Big week for Big Tech as earnings, hearings loom

  • The four giants drawing the most scrutiny — Apple, Amazon, Facebook and Google — have been wildly successful in recent years

SAN FRANCISCO: Big Tech is bracing for a tumultuous week marked by quarterly results likely to show resilience despite the pandemic, and fresh attacks from lawmakers ahead of the Nov. 3 election.

With backlash against Silicon Valley intensifying, the companies will seek to reassure investors while at the same time fend off regulators and activists who claim these firms have become too dominant and powerful.

Earnings reports are due this week from Amazon, Apple, Facebook, Microsoft, Twitter and Google-parent Alphabet, whose combined value has grown to more than $7 trillion.

They have also woven themselves into the very fabric of modern life, from how people share views and get news to shopping, working, and playing.

Robust quarterly earnings results expected from Big Tech will “highlight the outsized strength these tech behemoths are seeing” but “ultimately add fuel to the fire in the Beltway around breakup momentum,” Wedbush analyst Dan Ives said in a note to investors.
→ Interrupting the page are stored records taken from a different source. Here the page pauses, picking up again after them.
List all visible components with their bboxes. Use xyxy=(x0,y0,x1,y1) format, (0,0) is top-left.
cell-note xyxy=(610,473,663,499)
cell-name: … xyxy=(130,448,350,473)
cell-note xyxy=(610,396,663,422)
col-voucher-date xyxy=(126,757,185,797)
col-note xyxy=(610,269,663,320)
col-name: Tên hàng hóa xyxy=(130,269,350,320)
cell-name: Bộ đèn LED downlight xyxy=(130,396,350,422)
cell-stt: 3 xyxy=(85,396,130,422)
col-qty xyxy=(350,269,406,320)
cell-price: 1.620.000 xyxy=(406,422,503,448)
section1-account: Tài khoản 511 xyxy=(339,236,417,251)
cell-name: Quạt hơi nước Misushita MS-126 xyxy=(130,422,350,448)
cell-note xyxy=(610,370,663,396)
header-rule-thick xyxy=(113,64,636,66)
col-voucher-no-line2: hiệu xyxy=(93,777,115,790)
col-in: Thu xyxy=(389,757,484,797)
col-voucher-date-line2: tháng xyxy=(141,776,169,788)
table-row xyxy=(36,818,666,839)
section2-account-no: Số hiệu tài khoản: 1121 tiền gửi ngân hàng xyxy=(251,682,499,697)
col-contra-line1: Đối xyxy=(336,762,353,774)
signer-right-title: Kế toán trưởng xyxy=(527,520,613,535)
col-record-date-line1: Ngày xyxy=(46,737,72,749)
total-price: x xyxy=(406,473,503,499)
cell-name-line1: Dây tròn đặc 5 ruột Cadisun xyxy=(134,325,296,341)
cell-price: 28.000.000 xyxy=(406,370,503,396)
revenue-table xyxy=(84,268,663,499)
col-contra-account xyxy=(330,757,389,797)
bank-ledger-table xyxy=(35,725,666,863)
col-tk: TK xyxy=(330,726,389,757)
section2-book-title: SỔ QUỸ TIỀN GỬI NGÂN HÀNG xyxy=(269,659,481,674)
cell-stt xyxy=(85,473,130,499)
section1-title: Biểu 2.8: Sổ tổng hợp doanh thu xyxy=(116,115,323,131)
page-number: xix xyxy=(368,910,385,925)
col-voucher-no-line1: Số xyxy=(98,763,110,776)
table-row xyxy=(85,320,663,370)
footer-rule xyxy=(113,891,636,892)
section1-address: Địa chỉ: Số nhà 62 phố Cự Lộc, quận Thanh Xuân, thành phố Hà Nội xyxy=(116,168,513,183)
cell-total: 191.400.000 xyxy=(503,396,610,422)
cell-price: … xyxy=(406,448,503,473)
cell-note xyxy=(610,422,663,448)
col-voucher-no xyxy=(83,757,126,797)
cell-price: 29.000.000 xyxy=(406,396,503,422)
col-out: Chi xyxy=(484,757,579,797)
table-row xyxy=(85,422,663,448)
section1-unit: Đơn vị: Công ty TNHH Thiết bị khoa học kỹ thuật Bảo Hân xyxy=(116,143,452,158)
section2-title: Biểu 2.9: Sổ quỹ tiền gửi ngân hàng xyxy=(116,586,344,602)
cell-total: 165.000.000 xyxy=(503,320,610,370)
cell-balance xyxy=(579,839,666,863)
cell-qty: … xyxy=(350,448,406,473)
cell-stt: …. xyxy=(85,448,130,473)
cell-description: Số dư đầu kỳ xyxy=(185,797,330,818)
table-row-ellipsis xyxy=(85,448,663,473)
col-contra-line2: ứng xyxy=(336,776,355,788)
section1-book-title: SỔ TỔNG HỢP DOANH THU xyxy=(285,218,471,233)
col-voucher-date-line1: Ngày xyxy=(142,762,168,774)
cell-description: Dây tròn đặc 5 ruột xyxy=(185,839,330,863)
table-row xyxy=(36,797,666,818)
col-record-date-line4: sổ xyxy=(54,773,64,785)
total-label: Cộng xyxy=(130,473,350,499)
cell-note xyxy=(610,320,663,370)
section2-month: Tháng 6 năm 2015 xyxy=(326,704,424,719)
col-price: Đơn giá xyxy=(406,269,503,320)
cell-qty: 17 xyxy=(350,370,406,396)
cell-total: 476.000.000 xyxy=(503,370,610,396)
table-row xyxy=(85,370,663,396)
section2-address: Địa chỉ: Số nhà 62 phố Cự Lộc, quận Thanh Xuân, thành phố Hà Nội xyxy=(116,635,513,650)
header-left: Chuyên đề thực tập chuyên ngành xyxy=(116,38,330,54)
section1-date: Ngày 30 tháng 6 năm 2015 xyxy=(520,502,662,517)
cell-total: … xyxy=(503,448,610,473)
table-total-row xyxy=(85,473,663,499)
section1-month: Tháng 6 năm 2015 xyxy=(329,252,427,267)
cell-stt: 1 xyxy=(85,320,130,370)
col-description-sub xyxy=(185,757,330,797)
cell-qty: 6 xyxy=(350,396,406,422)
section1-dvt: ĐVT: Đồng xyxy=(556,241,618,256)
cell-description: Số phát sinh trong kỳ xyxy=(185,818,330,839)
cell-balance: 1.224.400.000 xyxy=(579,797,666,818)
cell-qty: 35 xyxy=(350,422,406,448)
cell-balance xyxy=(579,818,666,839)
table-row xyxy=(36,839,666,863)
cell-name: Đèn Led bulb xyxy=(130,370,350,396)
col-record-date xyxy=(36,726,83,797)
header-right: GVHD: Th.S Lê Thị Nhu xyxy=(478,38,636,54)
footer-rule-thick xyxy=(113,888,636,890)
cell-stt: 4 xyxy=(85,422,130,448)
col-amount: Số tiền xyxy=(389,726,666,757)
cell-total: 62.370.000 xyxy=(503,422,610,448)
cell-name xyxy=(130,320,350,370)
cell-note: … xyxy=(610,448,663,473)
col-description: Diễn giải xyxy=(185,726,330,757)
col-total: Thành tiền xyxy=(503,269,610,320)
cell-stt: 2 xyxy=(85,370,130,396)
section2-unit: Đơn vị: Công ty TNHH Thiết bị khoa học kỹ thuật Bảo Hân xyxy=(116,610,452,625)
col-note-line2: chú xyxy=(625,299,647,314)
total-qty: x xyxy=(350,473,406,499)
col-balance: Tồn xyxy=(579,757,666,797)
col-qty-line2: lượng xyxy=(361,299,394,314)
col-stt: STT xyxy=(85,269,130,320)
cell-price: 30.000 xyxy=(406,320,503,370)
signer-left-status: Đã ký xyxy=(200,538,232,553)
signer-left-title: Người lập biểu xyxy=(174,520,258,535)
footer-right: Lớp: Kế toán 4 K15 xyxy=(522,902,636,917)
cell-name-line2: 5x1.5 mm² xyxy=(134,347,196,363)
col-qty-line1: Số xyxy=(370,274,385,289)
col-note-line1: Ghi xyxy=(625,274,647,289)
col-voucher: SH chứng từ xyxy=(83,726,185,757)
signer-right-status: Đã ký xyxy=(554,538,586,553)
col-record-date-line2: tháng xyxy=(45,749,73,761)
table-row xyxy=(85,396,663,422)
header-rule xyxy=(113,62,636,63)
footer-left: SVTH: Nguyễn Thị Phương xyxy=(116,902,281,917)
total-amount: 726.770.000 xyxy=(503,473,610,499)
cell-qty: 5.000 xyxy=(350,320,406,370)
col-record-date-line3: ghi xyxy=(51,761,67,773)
The results come amid heightened scrutiny in Washington of tech platforms and follow a landmark antitrust suit filed against Google, which could potentially lead to the breakup of the internet giant, illustrative of the “techlash” in political circles.
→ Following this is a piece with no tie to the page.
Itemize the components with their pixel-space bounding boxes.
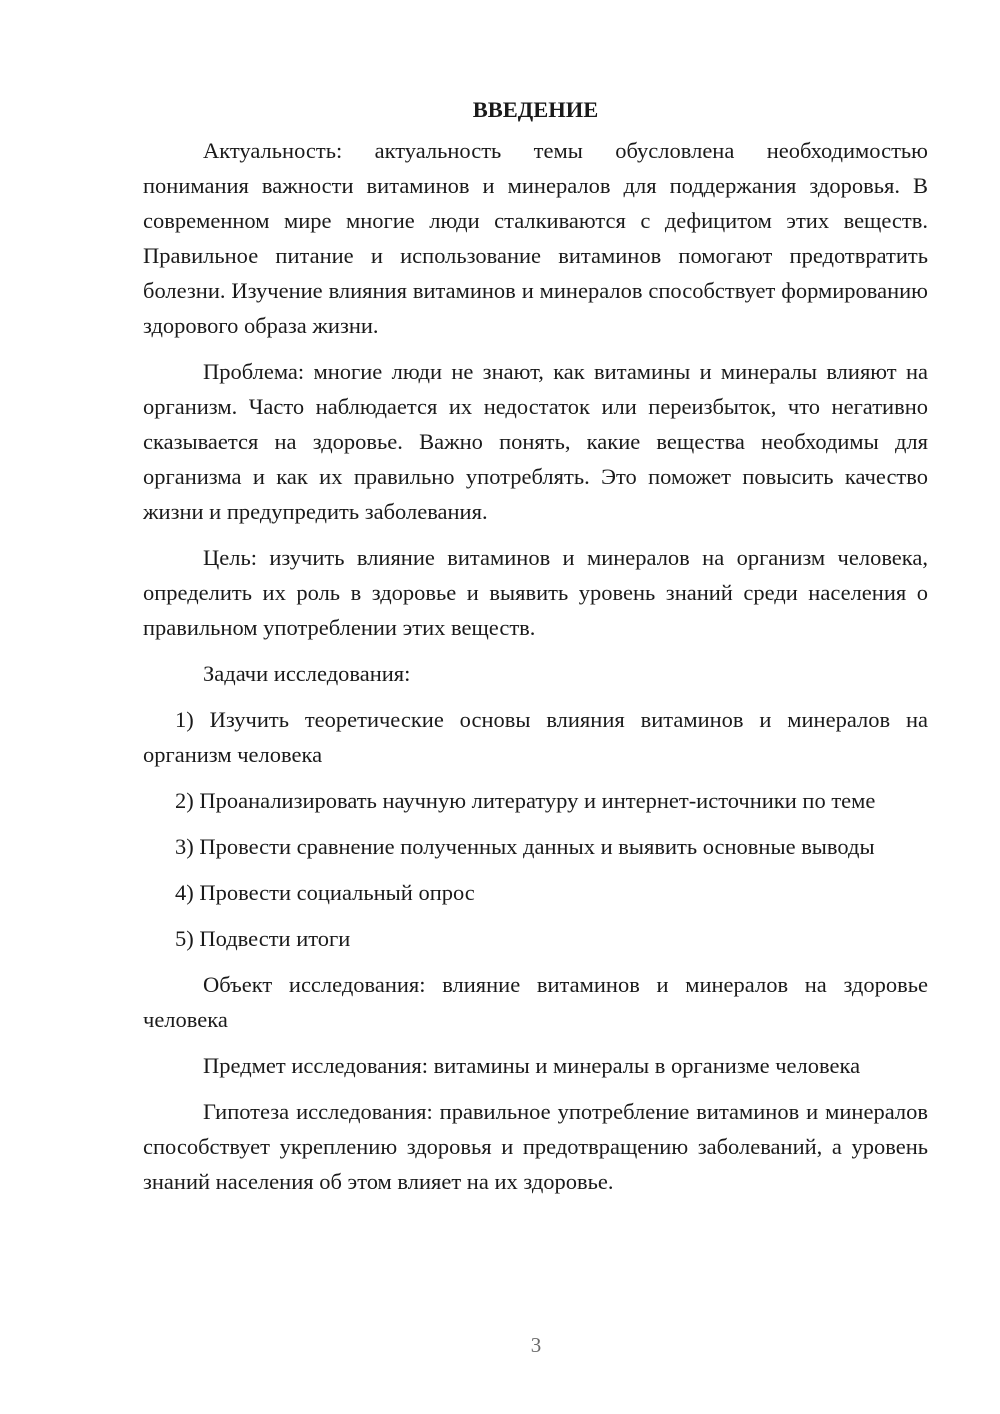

Meanwhile, Senate Republicans have voted to subpoena Jack Dorsey and Mark Zuckerberg, the chief executives of Twitter and Facebook respectively, as part of a stepped-up assault on social media’s handling of online political content, notably the downranking of a New York Post article purported to show embarrassing information about Democrat Joe Biden.
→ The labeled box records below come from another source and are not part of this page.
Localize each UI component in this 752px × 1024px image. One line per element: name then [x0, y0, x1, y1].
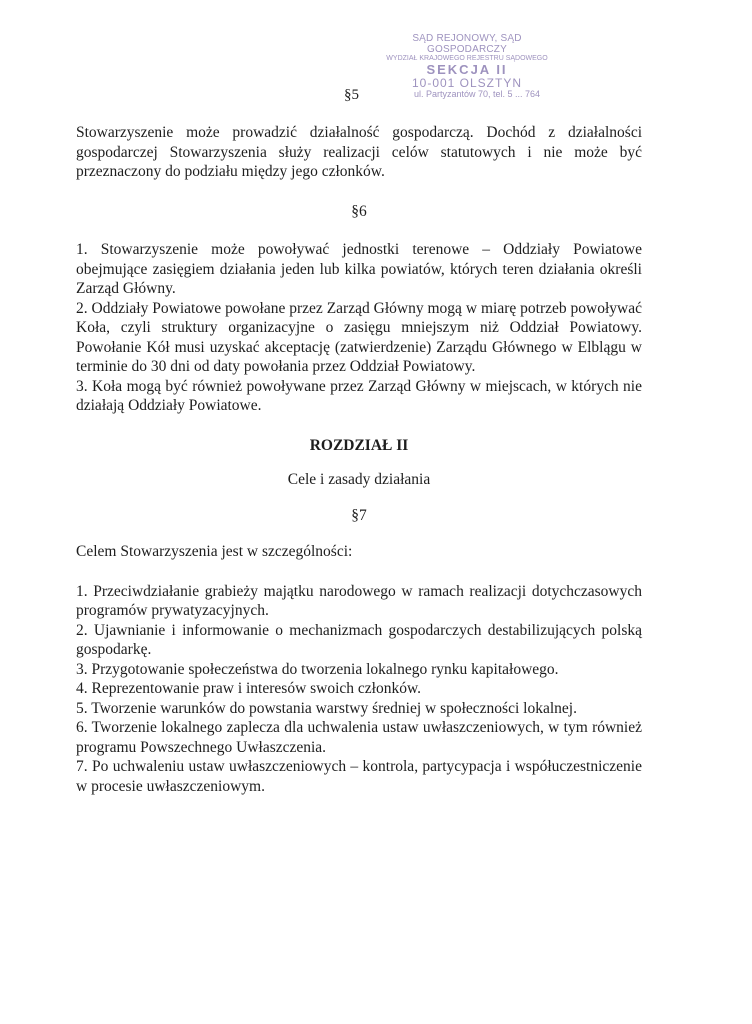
section-5-text: Stowarzyszenie może prowadzić działalność gospodarczą. Dochód z działalności gospodarczej Stowarzyszenia służy realizacji celów statutowych i nie może być przeznaczony do podziału między jego członków.: [76, 124, 642, 180]
section-7-item-5: 5. Tworzenie warunków do powstania warstwy średniej w społeczności lokalnej.: [76, 699, 577, 717]
section-7-intro: Celem Stowarzyszenia jest w szczególności:: [76, 543, 353, 560]
section-7-item-2: 2. Ujawnianie i informowanie o mechanizmach gospodarczych destabilizujących polską gospodarkę.: [76, 621, 642, 658]
stamp-line-city: 10-001 OLSZTYN: [411, 75, 523, 90]
section-7-item-7: 7. Po uchwaleniu ustaw uwłaszczeniowych – kontrola, partycypacja i współuczestniczenie w procesie uwłaszczeniowym.: [76, 758, 642, 795]
stamp-line-section: SEKCJA II: [426, 62, 508, 78]
stamp-line-address: ul. Partyzantów 70, tel. 5 ... 764: [413, 88, 541, 99]
stamp-line-court: SĄD REJONOWY, SĄD GOSPODARCZY: [412, 33, 522, 55]
document-body: [76, 123, 642, 796]
section-6-item-1: 1. Stowarzyszenie może powoływać jednostki terenowe – Oddziały Powiatowe obejmujące zasięgiem działania jeden lub kilka powiatów, których teren działania określi Zarząd Główny.: [76, 241, 642, 297]
section-7-item-3: 3. Przygotowanie społeczeństwa do tworzenia lokalnego rynku kapitałowego.: [76, 660, 559, 678]
section-6-item-3: 3. Koła mogą być również powoływane przez Zarząd Główny w miejscach, w których nie działają Oddziały Powiatowe.: [76, 377, 642, 414]
section-6-item-2: 2. Oddziały Powiatowe powołane przez Zarząd Główny mogą w miarę potrzeb powoływać Koła, czyli struktury organizacyjne o zasięgu mniejszym niż Oddział Powiatowy. Powołanie Kół musi uzyskać akceptację (zatwierdzenie) Zarządu Głównego w Elblągu w terminie do 30 dni od daty powołania przez Oddział Powiatowy.: [76, 299, 642, 375]
section-7-heading: §7: [351, 506, 367, 524]
section-6-heading: §6: [351, 202, 367, 220]
section-7-item-1: 1. Przeciwdziałanie grabieży majątku narodowego w ramach realizacji dotychczasowych programów prywatyzacyjnych.: [76, 582, 642, 619]
section-5-heading: §5: [344, 87, 359, 103]
chapter-subtitle: Cele i zasady działania: [287, 471, 431, 488]
stamp-line-department: WYDZIAŁ KRAJOWEGO REJESTRU SĄDOWEGO: [386, 55, 548, 62]
chapter-title: ROZDZIAŁ II: [309, 436, 409, 454]
court-stamp: [372, 34, 562, 99]
section-7-item-4: 4. Reprezentowanie praw i interesów swoich członków.: [76, 680, 422, 697]
section-7-item-6: 6. Tworzenie lokalnego zaplecza dla uchwalenia ustaw uwłaszczeniowych, w tym również programu Powszechnego Uwłaszczenia.: [76, 719, 642, 756]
CEOs of Twitter, Facebook and Google are already slated to testify at a separate Senate panel on Wednesday examining the so-called Section 230 law, which offers liability protection for content posted by others on their platforms.

The four giants drawing the most scrutiny — Apple, Amazon, Facebook and Google — have been wildly successful in recent years and have weathered the economic impact of the pandemic by offering needed goods and services.

Google and Facebook dominate the lucrative online ad market, while Amazon is an e-commerce king.

Apple has come under fire for its tight grip on the App Store, just as it has made a priority of making money from selling digital content and services to the multitude of iPhone users.

The firms have stepped up lobbying, spending tens of millions this year, and made efforts to show their social contributions as part of their campaign to fend off regulation.

“For the most part, tech companies know how to do this dance,” said analyst Rob Enderle of Enderle Group.

“They don’t spend a lot of time bragging about how well they have done any more.”

Ed Yardeni of Yardeni Research said the outlook for Big Tech may not be as rosy as it appears.

“For one, regulators at home and abroad are gunning to rein in some of the largest US technology names,” Yardeni said in a research note.

Of interest to the market short-term will likely be whether backlash about what kind of content is left up and what is taken down by online titans causes advertisers to cut spending on the platforms.

Economic and social disruption from the pandemic also looms over tech firms, which benefitted early in the pandemic as people turned to the internet to work, learn, shop and socialize from home.

“Performance will be best for those providing solutions for people working at home,” analyst Enderle said.

Amazon, Google and Microsoft each have cloud computing divisions that have been increasingly powering revenue as demand climbs for software, services and storage provided as services from massive datacenters.

Amazon has seen booming sales on its platform during the pandemic, and viewing surge at its Prime streaming television service.

Enderle expressed concern that with the coronavirus disease (COVID-19) cases and a lack of new stimulus money in the US, tech companies could reveal in forecasts that they are bracing for poorer performance in the current quarter.